The incidence of sclerotinia stem rot in Saskatchewan oilseed crops was up in 2016, said Matthew Bernard, Saskatchewan provincial oilseed crops specialist. Bernard presented the results of the Saskatchewan Ministry of Agriculture’s 2016 canola disease survey at Oilseed Producer Meetings around the province in mid-November.
In Weyburn, Bernard told oilseed growers, “there were 224 canola crops surveyed.” These 224 fields were spread across the province. Surveyors approached every canola field the same way: they stopped at five points in a “W” pattern throughout the field. At each of these five points they selected 20 plants for testing. This made a total of 100 plants per field, or a total of 22,400 canola plants tested altogether.
This annual survey documents the prevalence, incidence and severity of each disease. Prevalence, Bernard explained, is “how many of those fields surveyed had the disease.” Incidence measures “how many of the individual plants, of those surveyed, were infected.” The severity rating measures “the extent of potential yield loss in the plant.” So, a disease may be “prevalent” in a field, but with a low “incidence,” meaning that only a few of the 100 plants surveyed in the field were infected with the disease.
In 2016, 92 per cent of the 224 crops surveyed in Saskatchewan had at least trace levels of sclerotinia stem rot. This is higher than last year (66 per cent) and the year before (17 per cent in 2014).
The incidence was also higher — an average of 26 per cent of plants in infected fields were infected with sclerotinia stem rot. Last year, surveyors found only 11 per cent infected; 18 per cent were infected in 2014. “Incidence is very dependent on the environment,” Bernard says.
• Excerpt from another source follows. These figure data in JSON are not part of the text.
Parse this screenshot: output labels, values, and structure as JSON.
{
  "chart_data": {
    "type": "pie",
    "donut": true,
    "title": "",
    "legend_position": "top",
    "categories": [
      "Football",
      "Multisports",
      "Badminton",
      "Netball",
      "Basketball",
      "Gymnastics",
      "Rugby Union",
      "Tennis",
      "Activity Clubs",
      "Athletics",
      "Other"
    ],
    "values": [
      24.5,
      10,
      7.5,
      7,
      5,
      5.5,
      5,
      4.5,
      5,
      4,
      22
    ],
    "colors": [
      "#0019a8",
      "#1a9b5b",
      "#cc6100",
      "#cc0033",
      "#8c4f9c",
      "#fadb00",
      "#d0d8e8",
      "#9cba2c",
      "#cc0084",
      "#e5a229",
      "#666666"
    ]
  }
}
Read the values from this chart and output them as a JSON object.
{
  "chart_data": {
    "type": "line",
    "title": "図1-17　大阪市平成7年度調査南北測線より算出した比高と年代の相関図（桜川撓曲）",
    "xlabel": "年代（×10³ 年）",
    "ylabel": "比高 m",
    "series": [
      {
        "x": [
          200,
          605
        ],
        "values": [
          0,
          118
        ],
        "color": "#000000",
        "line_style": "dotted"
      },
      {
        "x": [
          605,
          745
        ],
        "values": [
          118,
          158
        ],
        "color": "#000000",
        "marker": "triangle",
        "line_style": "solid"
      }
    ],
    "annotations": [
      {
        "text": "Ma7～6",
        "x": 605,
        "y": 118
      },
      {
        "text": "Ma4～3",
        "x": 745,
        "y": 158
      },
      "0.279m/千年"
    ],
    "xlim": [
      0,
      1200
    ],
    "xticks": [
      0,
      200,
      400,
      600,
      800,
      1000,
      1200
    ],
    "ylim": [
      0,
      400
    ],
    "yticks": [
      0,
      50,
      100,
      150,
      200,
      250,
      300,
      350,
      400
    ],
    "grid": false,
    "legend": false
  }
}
Wetter conditions in 2016 are evident in these results.
Surveyors rated sclerotinia damage using the standard scale of one to five, with a five rating being the most seriously infected. A one rating indicates minimal potential for yield loss; a three rating signals a 50 per cent yield loss.
In 2016, sclerotinia was most prevalent in west central Saskatchewan, where it was found in all surveyed fields, “but it was most severe in east central. You see the higher severity rating there,” Bernard said.
Including fields where there were no infected plants, the province-wide average incidence of sclerotinia was estimated at 24 per cent for 2016. Based on this estimate, Saskatchewan’s Ministry of Agriculture estimates Saskatchewan’s yield loss to sclerotinia at roughly 12 per cent. “With sclerotinia, as a general rule of thumb, to predict potential yield loss, for every one per cent of incidence, you can predict a 0.5 per cent yield loss,” Bernard said.
“Blackleg was prevalent in 61 per cent of the crops surveyed,” Bernard told participants at the Weyburn meeting. That compares to 59 per cent in 2015 and 55 per cent in 2014.
While the disease was prevalent in more than half of surveyed fields, the average incidence of disease was only 12 per cent, meaning that, on average, where blackleg was found in the a field, only 12 of the 100 tested plants were infected. This is slightly lower than the last two years when the incidence of blackleg has been 15 per cent.
“Blackleg was most prevalent in the northwest, whereas it was most severe in east central.”
Blackleg severity is rated on a scale of zero to five. “Right before swathing, the plant will be clipped off just above the soil,” Bernard said. The clipped stems are inspected for apparent diseased tissue and rated “based on the relative amount of infected tissue in that cross section.”
Surveyors took soil samples at the entrance of each of the 224 fields, the area where soil is most likely to be contaminated. Those samples are being tested for clubroot DNA. Results are not back yet. No clubroot was found through this survey in Saskatchewan in 2015 or 2014.